“What’d you do now?” he hollered.
Sheriff Thorn’s words struck my heart. Without thinking, I grasped the knife to pull it from her chest.
“Shit, you crazy coot, drop it,” he snarled, then grabbed me up and slammed me against the side of the cruiser. “What’d you do?”
I shook my head at his question. “We need to help her.”
“You retard, I knew it would come to this one day,” he said and grabbed me up and shoved me into the back of the deputy’s cruiser. “Matt, take this guy into town. I’ll call the county medical examiner.”
I curled into a ball against the door. Matt didn’t talk to me on the ride to town, and I didn’t speak, out of respect for what I’d seen.
When Matt pulled me out of his cruiser, I said, “I’ve got to get home.”
He just looked at me and crushed a column of ants crawling past his boot, step, step, the way a horse stomps his hoof. “Let’s go,” he said, and pushed me ahead of him through the jailhouse and into a cell.
“Matt! What are you doing?”
No one came for me, not that I expected Hap to. Loneliness ballooned in me until it swallowed me whole. The first night Matt’s wife, Mandy, brought me dinner. She looked pretty, with a heart-shaped face and shiny strawberry-blond hair. I didn’t have any appetite.
The next morning, she brought me a breakfast tray and saw the untouched dinner. “You’re not hungry?” she asked. I shook my head.
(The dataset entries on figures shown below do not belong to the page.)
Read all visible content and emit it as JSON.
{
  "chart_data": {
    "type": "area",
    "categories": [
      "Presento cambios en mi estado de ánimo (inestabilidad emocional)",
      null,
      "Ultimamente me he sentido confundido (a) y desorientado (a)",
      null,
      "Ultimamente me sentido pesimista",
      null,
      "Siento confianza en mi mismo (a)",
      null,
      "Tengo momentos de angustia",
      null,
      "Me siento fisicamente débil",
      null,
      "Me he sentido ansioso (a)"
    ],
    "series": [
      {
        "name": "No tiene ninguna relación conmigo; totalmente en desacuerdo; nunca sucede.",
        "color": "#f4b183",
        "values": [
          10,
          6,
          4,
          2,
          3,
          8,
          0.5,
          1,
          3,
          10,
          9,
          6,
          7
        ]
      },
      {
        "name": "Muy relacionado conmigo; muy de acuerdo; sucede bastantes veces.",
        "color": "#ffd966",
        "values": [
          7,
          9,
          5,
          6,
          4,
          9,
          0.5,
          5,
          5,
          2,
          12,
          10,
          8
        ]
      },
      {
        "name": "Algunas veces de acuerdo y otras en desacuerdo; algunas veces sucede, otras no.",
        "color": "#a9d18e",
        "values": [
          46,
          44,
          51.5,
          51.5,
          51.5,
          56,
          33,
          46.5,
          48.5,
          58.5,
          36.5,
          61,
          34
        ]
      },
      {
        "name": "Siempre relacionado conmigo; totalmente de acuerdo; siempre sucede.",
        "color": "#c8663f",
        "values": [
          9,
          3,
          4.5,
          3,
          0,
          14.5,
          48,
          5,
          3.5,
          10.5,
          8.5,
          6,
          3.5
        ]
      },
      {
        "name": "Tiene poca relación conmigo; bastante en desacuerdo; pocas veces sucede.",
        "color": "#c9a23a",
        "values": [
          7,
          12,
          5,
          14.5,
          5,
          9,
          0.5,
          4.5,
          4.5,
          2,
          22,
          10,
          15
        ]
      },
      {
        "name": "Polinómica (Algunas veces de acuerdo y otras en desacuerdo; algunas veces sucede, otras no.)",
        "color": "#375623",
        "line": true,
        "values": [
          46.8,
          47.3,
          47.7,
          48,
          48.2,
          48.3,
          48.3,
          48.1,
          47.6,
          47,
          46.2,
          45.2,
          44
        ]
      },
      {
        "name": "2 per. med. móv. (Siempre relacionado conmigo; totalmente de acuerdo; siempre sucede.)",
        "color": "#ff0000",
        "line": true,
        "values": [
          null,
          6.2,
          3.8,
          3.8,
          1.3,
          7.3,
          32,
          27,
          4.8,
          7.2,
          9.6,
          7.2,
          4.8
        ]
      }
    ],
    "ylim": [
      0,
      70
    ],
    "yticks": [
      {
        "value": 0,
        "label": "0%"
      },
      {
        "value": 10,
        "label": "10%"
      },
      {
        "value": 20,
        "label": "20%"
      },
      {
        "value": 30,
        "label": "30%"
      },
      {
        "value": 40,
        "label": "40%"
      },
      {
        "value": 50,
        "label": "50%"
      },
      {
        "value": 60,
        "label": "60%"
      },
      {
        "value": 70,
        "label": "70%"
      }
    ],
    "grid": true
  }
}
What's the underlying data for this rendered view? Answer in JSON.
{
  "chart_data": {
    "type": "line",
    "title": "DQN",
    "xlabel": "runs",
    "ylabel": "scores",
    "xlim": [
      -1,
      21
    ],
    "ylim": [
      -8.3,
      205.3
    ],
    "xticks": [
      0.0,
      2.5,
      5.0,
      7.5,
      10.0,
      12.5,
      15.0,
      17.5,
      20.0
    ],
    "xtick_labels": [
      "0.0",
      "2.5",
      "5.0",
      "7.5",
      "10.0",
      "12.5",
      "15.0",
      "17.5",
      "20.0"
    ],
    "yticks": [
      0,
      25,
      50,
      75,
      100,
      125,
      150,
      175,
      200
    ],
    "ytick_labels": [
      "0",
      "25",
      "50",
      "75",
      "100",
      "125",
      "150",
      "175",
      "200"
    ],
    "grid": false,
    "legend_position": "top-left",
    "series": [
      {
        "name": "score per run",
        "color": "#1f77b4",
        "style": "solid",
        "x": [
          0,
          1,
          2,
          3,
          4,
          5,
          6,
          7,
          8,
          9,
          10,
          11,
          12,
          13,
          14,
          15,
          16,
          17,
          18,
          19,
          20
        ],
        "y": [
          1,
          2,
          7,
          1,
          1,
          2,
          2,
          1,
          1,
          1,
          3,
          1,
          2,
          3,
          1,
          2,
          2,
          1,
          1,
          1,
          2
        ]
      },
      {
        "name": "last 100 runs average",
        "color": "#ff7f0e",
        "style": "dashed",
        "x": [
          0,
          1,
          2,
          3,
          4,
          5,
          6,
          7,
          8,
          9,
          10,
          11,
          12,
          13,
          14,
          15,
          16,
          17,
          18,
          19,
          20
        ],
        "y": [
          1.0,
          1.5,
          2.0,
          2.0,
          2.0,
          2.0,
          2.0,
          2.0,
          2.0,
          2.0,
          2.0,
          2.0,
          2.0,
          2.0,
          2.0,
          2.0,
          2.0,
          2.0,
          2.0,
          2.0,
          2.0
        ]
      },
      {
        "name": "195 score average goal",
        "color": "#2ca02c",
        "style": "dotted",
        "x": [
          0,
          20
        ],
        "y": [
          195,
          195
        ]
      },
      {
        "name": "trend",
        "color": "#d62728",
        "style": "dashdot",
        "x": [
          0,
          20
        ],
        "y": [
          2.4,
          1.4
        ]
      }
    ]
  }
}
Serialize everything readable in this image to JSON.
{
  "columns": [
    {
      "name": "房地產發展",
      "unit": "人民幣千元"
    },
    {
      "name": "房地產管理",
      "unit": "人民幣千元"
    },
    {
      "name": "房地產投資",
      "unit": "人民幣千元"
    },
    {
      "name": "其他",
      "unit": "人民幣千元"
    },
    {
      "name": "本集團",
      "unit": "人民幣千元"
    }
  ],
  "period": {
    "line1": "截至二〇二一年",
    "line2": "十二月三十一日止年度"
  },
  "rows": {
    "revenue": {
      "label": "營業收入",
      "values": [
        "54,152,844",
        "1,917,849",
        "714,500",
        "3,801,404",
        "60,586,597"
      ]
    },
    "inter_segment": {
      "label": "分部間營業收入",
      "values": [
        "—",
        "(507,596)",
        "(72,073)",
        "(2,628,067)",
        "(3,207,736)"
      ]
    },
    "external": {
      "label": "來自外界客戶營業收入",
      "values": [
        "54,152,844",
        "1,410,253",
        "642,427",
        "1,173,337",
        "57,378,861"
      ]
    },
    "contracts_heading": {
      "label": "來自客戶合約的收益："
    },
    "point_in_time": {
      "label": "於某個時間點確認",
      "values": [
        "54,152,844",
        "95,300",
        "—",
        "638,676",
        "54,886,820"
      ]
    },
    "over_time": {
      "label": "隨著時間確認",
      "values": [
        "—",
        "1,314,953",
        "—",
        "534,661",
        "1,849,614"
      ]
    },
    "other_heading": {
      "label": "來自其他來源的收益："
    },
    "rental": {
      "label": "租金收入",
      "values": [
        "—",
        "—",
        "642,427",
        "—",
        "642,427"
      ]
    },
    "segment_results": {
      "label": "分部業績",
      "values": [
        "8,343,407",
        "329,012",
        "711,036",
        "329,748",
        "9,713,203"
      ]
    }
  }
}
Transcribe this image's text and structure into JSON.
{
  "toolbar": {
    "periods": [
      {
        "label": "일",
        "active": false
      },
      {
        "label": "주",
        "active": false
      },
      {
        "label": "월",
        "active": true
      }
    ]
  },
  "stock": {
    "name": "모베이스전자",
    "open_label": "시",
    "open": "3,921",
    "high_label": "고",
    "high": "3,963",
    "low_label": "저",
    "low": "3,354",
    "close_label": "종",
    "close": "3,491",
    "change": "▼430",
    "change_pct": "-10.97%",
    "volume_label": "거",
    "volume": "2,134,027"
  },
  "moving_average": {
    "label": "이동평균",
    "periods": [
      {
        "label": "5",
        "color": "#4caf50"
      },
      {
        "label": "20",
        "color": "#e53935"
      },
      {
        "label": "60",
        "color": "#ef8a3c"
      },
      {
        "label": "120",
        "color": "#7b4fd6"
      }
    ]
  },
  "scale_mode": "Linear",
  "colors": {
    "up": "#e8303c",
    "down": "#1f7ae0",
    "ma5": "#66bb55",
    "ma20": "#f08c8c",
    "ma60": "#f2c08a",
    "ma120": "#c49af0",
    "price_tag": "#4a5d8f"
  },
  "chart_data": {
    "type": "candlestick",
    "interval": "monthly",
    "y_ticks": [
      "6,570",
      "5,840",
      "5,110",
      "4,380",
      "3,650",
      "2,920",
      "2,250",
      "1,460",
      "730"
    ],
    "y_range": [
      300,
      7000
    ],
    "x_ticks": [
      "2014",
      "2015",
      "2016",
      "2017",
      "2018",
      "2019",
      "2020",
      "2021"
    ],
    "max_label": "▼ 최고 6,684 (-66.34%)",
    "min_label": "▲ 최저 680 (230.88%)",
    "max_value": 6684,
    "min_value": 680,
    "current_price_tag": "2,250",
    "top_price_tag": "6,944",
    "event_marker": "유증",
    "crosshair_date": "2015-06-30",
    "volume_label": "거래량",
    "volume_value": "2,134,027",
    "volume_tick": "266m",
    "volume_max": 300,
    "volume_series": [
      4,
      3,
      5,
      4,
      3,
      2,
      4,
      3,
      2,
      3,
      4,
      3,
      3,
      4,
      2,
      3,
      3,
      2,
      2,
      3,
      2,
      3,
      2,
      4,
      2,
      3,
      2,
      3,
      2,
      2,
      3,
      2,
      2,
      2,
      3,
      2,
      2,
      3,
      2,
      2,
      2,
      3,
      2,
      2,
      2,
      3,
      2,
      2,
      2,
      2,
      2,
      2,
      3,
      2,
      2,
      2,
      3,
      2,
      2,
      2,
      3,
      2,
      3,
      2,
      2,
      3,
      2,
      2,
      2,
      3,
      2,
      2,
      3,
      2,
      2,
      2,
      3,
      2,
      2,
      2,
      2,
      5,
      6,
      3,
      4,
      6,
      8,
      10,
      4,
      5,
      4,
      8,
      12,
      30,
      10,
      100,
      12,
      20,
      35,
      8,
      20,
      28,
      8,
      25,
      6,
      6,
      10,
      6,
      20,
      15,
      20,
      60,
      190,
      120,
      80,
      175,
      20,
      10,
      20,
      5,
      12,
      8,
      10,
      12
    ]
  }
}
She put the breakfast down and took the dinner tray. I looked at the food. It was better than what I ate at home. I ate but took no pleasure in it. I was in four walls, all gray, iron bars, one tiny window, dark with dirt.
At noon Mandy came back with tomato soup and a cheese sandwich. Despite myself, my mouth watered. She saw my hunger, looked at me and asked, “Why’d you do it?”
I looked into her swamp-grass green-gold eyes, and distrust stared back at me.